My design context.
I’ve always been very very keen on drawing and designing when I was a kid and it’s something I’m looking to dive into again as an aspiring front-end developer.
When I started learning web development I often ended up spending way too much tome on tiny design details and still today if I have my laptop and 1 hour of uninterrupted free time (when does that ever happen?) I’ll generally start a design / logo / banner to use on a site or just for the fun of creating.
At the moment I’m into duo-tone images. Those generally consist of a landscape / skyline picture (the more contrasty the better) where white tones are replaced by a color and dark ones by another. It creates beautiful effect that are easy on the eye and not visually competing with your content.
The Photoshop disappointment.
So the ‘design’ side of things quickly became something important for me. I often come across front-end projects (I won’t give any name) where the layout, design choices, UI elements and color palette are just so bad that it drags the whole page down. Even something greatly-coded ; if not adequately designed will just remain…. some… thing greatly coded.
Developers are not entirely to be blamed for here. Most design tools are difficult to learn and if you ever tried to tame Adobe Photoshop you’re probably familiar with the following “front-end-dev-trying-to-design” routine:
- Installing Photoshop
- Opening Photoshop
- Trying to create a new document
- Being discouraged
- Uninstalling Photoshop
- Promising never to use it again
Does that sound familiar? I bet it does...
Photoshop, you old b...
The reason behind that is that Photoshop was never meant to be a web-design tools and only the last couple of updates and a handful of plugins have transformed the almost 30-year old software into something suited for web-design.
Now, don’t get me wrong, if you want to be a web designer as opposed to a developer, you should probably invest 400% of your time into becoming a star at Photoshop because it’s still the reference out there. But that doesn’t mean it’s the only one…
Here comes Sketch!
Sketch was created by a company called Bohemian and is a vector-based graphics design software that's 100% web-development oriented. You can start creating a web or app interface in 2/3 minutes without having to go through endless formatting settings and editing.
It comes fully packed with templates and “artboards”, those are predefined working spaces that simulates the size of a device / computer screen so you can quickly build you desktop and mobile UI side by side.
The system of layers is (unlike) PS very easy to tame and at any given time, you will only see the options/tools that are relevant to the shape/layer currently selected so confusion is reduced to a minimum.
For example, here’s a Nike landing page I was able to design in about 10/15 minutes.
It's not the best layout but Sketch allows you to quickly elaborate web layouts.
Sketch is really easy to use and has the following advantages over PS:
- Photoshop is a photo editing tool that's been modified to suit the needs of web-designers. Sketch was designed with web-design in mind. The first tool inserts a shape, specifically a rectangle. This is usually the first thing one does in designing a UI. So, the relevant tools are front and center and the irrelevant ones have disappeared. This makes Sketch way easier to learn, and actually possible without a guide or tutorial.
- It's faster -- have you ever opened a PSD on Photoshop and lived to regret it?
- It's extremely light, no RAM-hold-up!
- It renders fonts better than Photoshop. Photoshop has an internal text rendering engine that lets fonts look different than they do in a real browser or phone. In fact I use fonts a lot when designing banners and this is critical to me.

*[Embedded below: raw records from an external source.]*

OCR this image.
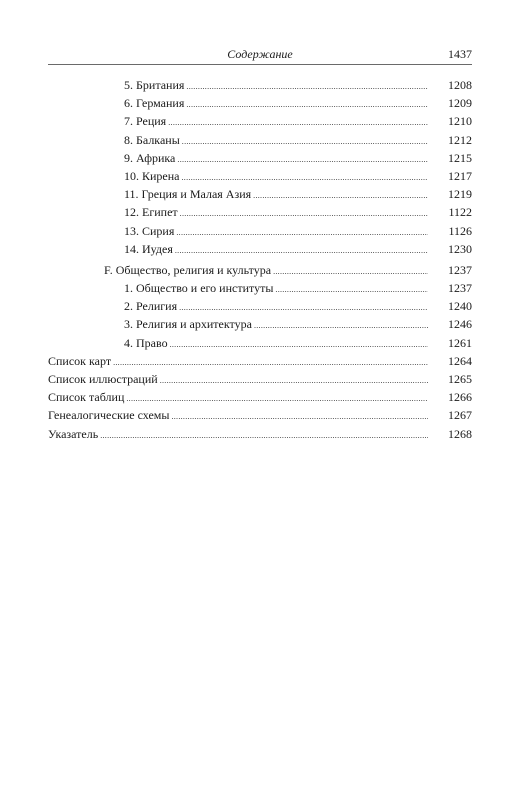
Содержание	1437
5. Британия .....	1208
6. Германия .....	1209
7. Реция .....	1210
8. Балканы .....	1212
9. Африка .....	1215
10. Кирена .....	1217
11. Греция и Малая Азия .....	1219
12. Египет .....	1122
13. Сирия .....	1126
14. Иудея .....	1230
F. Общество, религия и культура .....	1237
1. Общество и его институты .....	1237
2. Религия .....	1240
3. Религия и архитектура .....	1246
4. Право .....	1261
Список карт .....	1264
Список иллюстраций .....	1265
Список таблиц .....	1266
Генеалогические схемы .....	1267
Указатель .....	1268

- Learning curve on Sketch is amazing, you will become an expert at it in a week.
- Another aspect is the monthly pricing scheme. I personally prefer paying upfront to use the software for as long as I want rather than paying every month and ending up paying a lot in the end (over a period of 2 years, PS would cost about $600, yes that’s a 6 followed by 2 zeros…). Sketch sells at $99 period.
Sketch has lots of advanced plugins that will make your work easier. For example:
- SketchDistributor distributes selected objects vertically or horizontally with a specified spacing.
- AutoLayout lets you resize content responsively on the fly.
- Content Generator. That one is a true geme! It generates content (images, text, lists, etc.) that will automatically populate the content areas you have created. Watch it works it magic!
Sources, references & interesting links:
- Sketch official site
- Quora - Why is Sketch becoming so popular compared to Photoshop for interface design?
- Sketch or Photoshop: Choosing the Right Tool for Web Designer [Infographics]
- MonsterPost - Interview with Christopher Downer the Guy Who Designs Sketchapp Inside Sketсhapp
- Sketch: A Beginner’s Guide on Medium
I was cruising in UpWork the last couple of days and I came across an ad where the client provided a link to the assets they wanted to use for their landing page (keep that in mind, 1 single landing page). I was curious and wanted to give it a try so I clicked and ended up downloading a 514MB-heavy .psd file, all just for a landing page with 3 sections, a couple of buttons and background images…
Keeping in mind that those images will have to stay within 400/500KB for best loading speed and site performance, you can imagine what’s ahead of you as a developer when you’re being handled this type of assets.